European Union foreign ministers pointed a finger at Russia’s ties to Belarus as they moved toward implementing harsher sanctions against Minsk after it forced down a commercial airliner and arrested a journalist.

Diplomacy chiefs discussed in Lisbon how to implement measures against the government of President Alexander Lukashenko after the diversion of a Ryanair Holdings Plc flight crossing Belarusian airspace en route from Greece to Lithuania.

The EU is working on new sanctions that could target potash, a soil nutrient that’s one of Belarus’s biggest exports, after the Ryanair incident. Leaders earlier this week asked ministers to come up with broader measures to target businesses and entire sectors of the country’s economy, including the financial industry.

Shifting the focus from the immediate aftermath of the incident, diplomats also increasingly focused on Russia’s relationship with its fellow former Soviet neighbor.

“Everyone knows that without Russia and without Russian support Lukashenko wouldn’t have any future in Belarus,” German Foreign Minister Heiko Maas told reporters on arrival at the Thursday gathering. “That’s why it’s important to remain in talks with Russia but also with the clear expectation we have of Belarus and that we are making clear with the sanctions.”

Putin’s Backing

Russia has backed the Belarusian leader over the past quarter century, including during a brutal crackdown on the opposition last year, even as he resisted Moscow’s push for closer economic and political union.

A troublesome ally for the Kremlin who’s often played Russia and the West against each other, Lukashenko’s ultimately been a reliable bulwark against the steady eastward advance of Western interests. With President Vladimir Putin seeing the West’s hand in the ouster of allies in Georgia and Ukraine, Russia offered Lukashenko loans, energy supplies and, if needed, police support to weather protests.
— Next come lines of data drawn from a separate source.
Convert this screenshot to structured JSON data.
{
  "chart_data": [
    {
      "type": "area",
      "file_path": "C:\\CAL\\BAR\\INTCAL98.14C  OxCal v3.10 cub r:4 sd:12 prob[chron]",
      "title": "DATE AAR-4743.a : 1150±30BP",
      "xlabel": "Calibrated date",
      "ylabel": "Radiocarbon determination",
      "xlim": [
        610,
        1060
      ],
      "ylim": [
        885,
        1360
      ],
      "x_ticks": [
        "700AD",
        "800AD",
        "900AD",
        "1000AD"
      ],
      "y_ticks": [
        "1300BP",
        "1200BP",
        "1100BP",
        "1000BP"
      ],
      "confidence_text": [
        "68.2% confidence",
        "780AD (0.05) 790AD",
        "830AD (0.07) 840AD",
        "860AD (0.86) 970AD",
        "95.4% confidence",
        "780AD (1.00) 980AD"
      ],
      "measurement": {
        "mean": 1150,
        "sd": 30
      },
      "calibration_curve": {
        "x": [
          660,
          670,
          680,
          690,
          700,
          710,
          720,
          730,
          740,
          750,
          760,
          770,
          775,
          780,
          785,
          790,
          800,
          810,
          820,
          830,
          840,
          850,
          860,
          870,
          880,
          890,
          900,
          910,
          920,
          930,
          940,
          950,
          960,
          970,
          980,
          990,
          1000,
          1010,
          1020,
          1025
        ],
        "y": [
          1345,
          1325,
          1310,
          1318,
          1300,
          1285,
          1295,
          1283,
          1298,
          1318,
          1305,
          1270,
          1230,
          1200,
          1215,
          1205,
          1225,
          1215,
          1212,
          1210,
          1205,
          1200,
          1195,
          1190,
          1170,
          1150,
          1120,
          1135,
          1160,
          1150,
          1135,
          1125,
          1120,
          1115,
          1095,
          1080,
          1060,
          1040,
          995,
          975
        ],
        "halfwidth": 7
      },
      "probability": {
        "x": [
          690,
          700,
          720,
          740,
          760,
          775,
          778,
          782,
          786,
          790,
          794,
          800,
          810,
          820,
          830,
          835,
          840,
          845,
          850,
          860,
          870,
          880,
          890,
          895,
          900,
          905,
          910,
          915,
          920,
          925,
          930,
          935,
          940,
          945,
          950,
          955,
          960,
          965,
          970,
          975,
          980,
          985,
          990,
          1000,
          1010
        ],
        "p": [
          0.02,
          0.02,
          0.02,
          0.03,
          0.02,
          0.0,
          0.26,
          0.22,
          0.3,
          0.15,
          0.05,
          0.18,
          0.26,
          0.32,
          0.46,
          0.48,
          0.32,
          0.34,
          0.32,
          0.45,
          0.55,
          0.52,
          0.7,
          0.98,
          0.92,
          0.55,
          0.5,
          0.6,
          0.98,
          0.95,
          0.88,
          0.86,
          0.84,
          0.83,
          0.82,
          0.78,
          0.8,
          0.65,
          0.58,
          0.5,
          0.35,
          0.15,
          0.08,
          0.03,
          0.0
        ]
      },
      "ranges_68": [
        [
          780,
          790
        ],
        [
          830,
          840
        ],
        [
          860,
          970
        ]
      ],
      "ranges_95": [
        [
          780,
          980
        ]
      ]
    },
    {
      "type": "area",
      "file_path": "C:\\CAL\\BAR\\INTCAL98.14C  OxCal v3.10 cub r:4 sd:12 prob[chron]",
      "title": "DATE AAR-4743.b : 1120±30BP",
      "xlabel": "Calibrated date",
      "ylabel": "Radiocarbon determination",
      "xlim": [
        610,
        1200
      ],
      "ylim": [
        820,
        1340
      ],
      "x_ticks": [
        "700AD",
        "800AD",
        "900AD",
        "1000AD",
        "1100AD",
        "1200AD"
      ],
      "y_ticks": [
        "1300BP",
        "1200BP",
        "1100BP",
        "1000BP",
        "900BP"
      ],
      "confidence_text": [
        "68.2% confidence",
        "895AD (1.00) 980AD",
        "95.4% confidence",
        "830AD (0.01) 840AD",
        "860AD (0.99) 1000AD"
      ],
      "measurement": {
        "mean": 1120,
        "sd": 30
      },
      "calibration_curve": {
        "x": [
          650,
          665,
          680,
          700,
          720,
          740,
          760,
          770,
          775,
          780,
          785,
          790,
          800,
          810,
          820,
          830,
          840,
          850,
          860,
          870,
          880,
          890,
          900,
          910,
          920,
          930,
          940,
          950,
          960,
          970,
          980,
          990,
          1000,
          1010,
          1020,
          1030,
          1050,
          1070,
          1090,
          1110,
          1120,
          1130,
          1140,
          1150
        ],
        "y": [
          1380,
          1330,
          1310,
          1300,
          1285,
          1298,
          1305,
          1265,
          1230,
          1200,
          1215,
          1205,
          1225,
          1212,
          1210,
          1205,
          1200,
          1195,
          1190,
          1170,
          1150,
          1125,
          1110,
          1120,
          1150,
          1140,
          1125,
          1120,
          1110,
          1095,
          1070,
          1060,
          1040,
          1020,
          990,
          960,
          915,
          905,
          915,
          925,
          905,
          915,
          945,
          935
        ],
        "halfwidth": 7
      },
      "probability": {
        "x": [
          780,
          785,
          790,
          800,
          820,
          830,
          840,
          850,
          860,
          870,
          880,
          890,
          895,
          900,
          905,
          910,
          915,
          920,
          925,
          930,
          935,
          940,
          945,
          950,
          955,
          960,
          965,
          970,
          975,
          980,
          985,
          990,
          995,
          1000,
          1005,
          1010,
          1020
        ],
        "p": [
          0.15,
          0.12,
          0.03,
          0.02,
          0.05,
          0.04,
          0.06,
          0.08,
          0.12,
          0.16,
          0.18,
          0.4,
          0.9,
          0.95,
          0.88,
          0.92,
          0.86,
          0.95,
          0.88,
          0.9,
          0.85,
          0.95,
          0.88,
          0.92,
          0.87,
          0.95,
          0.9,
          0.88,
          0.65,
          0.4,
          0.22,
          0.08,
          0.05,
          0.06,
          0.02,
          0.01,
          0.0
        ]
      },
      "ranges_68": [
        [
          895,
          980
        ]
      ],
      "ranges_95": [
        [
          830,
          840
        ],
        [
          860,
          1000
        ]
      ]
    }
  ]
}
And after the incident with the airliner, Lukashenko will find it harder to gain leverage over Putin by cozying up to the EU.

Maas said the EU won’t be satisfied with “small sanctions steps” and will target “economic structures and payments traffic” in Belarus and make sure they have a substantial effect. Sectoral sanctions should be in place by June 21 when foreign ministers meet again, Luxembourg’s Jean Asselborn said.

Belarus’s bonds sold off for the fourth straight day, taking the yield on the country’s 6.378% dollar notes due 2031 to 7.9%, according to data compiled by Bloomberg. That’s roughly 20 basis points away from a high reached in August, when investors were spooked by a crackdown on protests against Lukashenko’s claim to a landslide election victory.

Exiled Belarusian opposition leader Sviatlana Tsikhanouskaya urged the international community to recognize Lukashenko’s government as a terrorist regime and cut it off from financial support.

“We should isolate the regime financially,” she said at a news conference. “The EU should consider every possibility to achieve this.”

Several EU ministers expressed concern at Putin’s backing for Lukashenko, who he’ll meet on Friday in Sochi, Russia.“The EU should address the root causes of these conflicts, Russia is behind these conflicts, Russia is using these conflicts to create its own sphere of influence,” said Romania’s Bogdan Aurescu.

Although Russia and Belarus have shared what they call a “union state” for more than two decades, their integration has stalled as Lukashenko insisted on more economic benefits while refusing to cede any political power. Even as he continues to proclaim full support for Russia, the Belarusian leader has been keen to emphasize the independence of his country from a neighbor with more than 15 times the population.

‘We Know’

“We know what’s going on in Belarus,” Lithuanian Foreign Minister Gabrielius Landsbergis said in Lisbon. “Actually Lukashenko is playing with Putin and helping Putin to annex the country. So we should send the signals to Russia as well, that annexation wouldn’t go well with Europe.”

In an emotional appeal from the Polish capital, the parents of the detained journalist, Raman Pratasevich, called on the West to boost pressure on Lukashenko to free their son and his girlfriend. They said a video of their son in detention showed that he had been beaten and expressed fear for their own lives after leaving Belarus.

“We don’t know what state he’s in or where he is, and we are very worried about his life,” Dzmitry Pratasevich told reporters. “We are getting more and more threats. Anonymous threats tell us that what happened to Raman was lucky, and that we will be shot dead here in Warsaw.”

The foreign ministers won’t make a decision on sanctions Thursday as theirs is an informal meeting, EU foreign policy chief Josep Borrell said, adding that preparations for sanctions against individuals are at a very advanced stage at the technical level.